C’est pourquoi, associés au travail de « se mettre au tapis », des apports théoriques sont partagés, étayés pendant les ateliers d’écriture. Très souvent le regard et l’expérience de chacun apportent un éclairage « autre ». C’est-à-dire un éclairage qui pousse à expérimenter par soi-même. Inlassablement. Éprouver soi-même les expériences au tapis. Lâcher le mental.

Ce travail personnel en route, chacun trouve ses appuis  avec les fondamentaux de la g.h.  Les lignes directrices sont abordées en fonction de différents points, dont : les thèmes des modules de formation, l’analyse et la prise de recul sur les expériences de praticiens…

La transmission des fondamentaux mis à l’épreuve « du tapis » témoigne que la pratique est l’outil premier du professionnel en g.h. C’est pourquoi, l’appropriation des fondamentaux par l’expérience au tapis devient à la fois le moteur et le résultat du travail de réorganisation.
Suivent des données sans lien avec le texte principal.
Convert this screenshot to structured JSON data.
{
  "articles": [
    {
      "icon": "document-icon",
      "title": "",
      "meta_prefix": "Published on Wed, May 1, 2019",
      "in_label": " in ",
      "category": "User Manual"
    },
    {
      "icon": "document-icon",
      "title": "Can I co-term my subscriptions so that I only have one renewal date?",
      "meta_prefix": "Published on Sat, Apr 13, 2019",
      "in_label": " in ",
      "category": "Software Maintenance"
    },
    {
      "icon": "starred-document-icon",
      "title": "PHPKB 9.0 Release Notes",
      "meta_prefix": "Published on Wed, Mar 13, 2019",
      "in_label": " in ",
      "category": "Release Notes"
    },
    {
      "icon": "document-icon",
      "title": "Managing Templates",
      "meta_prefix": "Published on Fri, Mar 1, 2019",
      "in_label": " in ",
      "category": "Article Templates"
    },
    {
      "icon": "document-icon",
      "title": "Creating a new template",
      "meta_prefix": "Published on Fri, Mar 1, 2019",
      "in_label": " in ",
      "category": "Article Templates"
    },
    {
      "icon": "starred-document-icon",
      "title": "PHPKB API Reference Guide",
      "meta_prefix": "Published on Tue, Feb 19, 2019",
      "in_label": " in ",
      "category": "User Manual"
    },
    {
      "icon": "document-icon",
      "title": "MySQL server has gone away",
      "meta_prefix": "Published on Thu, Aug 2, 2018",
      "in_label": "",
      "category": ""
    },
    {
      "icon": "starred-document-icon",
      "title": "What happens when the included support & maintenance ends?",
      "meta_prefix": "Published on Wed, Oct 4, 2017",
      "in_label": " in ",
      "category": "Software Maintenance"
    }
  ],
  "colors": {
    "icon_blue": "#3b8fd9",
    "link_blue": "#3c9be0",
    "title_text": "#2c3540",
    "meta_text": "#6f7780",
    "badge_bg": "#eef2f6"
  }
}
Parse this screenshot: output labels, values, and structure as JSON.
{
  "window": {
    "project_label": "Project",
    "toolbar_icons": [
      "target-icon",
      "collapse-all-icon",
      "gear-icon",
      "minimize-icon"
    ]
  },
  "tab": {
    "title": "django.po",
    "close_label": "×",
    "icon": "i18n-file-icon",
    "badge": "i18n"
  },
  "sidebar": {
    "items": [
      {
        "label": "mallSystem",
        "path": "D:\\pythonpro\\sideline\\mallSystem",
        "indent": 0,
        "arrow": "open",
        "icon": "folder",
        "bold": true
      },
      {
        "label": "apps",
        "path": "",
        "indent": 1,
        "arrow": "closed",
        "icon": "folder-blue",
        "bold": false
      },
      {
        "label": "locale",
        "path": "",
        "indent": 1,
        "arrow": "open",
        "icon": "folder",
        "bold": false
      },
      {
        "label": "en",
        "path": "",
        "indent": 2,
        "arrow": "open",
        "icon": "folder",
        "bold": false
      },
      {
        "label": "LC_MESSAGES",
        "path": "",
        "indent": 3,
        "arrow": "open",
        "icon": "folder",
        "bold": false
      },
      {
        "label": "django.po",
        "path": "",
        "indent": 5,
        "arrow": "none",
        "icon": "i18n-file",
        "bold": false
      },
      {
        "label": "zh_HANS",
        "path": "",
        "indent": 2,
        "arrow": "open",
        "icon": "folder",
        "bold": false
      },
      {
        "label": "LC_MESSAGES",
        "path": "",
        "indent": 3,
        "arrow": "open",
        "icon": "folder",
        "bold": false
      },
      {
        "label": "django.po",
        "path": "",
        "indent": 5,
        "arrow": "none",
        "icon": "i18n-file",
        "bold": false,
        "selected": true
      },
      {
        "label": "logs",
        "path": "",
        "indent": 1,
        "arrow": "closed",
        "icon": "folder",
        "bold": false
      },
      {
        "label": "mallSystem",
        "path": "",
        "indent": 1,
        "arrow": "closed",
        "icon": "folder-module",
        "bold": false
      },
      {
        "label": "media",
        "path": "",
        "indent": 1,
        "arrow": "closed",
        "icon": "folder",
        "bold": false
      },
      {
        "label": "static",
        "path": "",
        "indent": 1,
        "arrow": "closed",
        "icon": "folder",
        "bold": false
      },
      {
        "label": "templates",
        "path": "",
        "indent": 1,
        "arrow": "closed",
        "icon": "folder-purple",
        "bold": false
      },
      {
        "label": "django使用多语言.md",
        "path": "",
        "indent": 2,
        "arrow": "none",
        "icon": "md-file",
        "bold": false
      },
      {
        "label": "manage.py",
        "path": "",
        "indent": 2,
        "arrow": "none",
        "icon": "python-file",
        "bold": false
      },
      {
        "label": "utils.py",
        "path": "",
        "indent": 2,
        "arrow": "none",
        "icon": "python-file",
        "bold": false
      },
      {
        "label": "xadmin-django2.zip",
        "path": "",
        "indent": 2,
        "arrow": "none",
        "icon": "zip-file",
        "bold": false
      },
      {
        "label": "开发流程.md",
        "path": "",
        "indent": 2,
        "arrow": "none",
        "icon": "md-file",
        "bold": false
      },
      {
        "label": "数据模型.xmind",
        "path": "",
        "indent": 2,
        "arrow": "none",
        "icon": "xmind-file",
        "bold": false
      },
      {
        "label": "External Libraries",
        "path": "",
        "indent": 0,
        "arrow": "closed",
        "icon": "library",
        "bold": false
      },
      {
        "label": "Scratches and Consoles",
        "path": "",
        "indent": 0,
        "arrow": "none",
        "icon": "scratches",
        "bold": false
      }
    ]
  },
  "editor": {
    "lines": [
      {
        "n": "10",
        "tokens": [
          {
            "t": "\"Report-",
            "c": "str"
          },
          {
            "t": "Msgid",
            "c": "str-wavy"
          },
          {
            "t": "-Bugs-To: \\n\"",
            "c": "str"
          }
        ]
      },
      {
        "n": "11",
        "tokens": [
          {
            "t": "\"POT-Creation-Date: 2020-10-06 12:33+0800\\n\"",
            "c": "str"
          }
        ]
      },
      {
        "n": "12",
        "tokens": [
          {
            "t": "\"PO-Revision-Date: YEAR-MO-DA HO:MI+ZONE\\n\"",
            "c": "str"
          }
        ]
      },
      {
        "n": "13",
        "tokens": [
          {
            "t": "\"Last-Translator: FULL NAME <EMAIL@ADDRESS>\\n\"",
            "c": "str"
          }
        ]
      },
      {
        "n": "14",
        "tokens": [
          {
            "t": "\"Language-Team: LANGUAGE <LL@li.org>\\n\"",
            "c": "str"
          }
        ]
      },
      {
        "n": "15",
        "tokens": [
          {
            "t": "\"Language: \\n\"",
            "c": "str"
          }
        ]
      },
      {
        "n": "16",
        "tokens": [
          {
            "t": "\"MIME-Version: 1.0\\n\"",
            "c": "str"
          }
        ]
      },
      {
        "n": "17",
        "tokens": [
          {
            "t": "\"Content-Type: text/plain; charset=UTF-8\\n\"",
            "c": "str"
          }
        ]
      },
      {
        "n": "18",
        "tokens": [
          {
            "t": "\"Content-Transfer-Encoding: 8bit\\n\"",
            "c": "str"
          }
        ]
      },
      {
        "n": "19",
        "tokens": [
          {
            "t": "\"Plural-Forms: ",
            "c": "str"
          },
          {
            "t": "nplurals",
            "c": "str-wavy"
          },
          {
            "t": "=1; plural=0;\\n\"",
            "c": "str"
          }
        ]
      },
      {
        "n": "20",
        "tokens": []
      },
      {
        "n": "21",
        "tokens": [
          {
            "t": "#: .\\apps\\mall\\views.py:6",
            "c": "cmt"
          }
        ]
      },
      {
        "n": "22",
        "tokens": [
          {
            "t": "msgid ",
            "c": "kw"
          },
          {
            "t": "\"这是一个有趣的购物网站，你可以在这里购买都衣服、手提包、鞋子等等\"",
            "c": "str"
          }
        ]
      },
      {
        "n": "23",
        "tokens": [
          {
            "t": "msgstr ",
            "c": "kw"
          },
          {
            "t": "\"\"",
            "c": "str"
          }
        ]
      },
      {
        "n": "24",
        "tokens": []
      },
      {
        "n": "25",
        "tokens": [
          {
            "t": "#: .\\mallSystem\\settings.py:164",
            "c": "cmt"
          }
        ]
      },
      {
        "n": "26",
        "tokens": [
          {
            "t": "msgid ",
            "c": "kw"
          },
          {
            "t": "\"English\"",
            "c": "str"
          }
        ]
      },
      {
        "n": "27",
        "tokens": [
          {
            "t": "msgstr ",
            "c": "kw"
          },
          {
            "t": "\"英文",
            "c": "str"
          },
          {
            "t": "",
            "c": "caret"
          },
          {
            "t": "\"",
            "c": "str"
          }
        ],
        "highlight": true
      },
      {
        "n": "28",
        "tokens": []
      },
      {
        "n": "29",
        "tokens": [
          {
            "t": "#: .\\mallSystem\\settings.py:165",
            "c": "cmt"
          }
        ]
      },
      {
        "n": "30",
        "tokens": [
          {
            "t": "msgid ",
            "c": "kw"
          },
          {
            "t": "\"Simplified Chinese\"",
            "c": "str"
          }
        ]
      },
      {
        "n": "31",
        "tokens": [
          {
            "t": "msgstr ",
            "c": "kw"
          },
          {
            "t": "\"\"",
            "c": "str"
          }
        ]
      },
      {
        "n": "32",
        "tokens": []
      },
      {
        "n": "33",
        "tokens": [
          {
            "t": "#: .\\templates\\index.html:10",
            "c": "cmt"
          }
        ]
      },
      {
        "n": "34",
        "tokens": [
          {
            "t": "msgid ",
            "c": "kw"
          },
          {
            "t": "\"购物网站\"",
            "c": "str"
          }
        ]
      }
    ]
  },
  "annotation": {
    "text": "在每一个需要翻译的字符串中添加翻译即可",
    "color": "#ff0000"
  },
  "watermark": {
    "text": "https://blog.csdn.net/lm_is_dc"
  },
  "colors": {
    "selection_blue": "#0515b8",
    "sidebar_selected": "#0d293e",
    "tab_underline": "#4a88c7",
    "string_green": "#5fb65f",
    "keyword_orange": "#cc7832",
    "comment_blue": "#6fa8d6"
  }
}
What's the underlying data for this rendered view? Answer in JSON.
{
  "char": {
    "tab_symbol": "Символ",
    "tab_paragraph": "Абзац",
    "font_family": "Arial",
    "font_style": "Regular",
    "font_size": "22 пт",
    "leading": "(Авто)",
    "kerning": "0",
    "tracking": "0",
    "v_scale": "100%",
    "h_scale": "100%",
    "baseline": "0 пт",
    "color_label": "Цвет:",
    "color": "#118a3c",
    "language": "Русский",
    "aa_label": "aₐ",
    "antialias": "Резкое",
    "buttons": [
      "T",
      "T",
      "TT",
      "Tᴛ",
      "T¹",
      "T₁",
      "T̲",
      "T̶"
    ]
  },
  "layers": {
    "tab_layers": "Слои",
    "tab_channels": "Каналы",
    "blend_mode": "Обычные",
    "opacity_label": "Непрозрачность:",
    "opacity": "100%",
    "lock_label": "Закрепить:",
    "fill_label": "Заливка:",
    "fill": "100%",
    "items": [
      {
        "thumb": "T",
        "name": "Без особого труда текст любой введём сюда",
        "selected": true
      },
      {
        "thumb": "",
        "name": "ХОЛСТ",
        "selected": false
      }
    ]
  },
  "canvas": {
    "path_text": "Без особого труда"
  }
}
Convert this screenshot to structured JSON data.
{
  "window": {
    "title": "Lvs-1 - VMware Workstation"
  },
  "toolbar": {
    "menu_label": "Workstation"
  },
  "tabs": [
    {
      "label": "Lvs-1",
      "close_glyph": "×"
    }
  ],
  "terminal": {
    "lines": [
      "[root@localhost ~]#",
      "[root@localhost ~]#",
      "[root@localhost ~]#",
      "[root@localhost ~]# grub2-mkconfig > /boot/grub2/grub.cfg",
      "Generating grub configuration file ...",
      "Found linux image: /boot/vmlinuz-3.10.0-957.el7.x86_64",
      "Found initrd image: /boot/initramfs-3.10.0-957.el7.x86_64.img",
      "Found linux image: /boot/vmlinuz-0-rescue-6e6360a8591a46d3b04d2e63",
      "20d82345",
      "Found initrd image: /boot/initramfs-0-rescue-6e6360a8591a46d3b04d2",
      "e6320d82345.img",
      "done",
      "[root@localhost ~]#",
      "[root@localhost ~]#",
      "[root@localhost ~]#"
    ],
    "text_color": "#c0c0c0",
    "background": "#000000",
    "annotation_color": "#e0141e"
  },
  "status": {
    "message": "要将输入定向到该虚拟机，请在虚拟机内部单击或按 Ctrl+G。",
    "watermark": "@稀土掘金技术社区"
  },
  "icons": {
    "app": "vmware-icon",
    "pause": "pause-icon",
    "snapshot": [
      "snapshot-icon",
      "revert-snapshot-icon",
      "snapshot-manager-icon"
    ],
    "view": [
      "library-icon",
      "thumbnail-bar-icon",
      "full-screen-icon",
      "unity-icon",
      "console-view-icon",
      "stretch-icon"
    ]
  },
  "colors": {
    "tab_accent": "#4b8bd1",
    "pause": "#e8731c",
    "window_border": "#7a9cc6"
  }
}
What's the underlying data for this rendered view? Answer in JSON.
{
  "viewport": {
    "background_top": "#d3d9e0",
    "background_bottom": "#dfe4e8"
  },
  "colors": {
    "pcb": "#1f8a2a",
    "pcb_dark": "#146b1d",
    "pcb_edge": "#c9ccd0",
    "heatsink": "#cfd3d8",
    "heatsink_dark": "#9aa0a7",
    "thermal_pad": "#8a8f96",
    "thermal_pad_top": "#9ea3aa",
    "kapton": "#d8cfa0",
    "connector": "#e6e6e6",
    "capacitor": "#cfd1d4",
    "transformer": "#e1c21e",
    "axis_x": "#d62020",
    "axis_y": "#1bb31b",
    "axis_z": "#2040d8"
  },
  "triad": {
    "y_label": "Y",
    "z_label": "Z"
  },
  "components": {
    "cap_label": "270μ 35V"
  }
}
Une appropriation où « l’observation permet d’apprendre et d’apprendre en observant.  »  

« L’observation est une sorte de confrontation distanciée avec l’extérieur. C’est pourquoi elle appartient pleinement au champ de l’intériorité. Elle suscite des questions, elle participe à « l’initialisation » dans le sens de découvrir. Elle est le gage d’un regard renouvelé comme la répétition d’un mouvement est en soi une expérience renouvelée en Gymnastique Holistique. » [2]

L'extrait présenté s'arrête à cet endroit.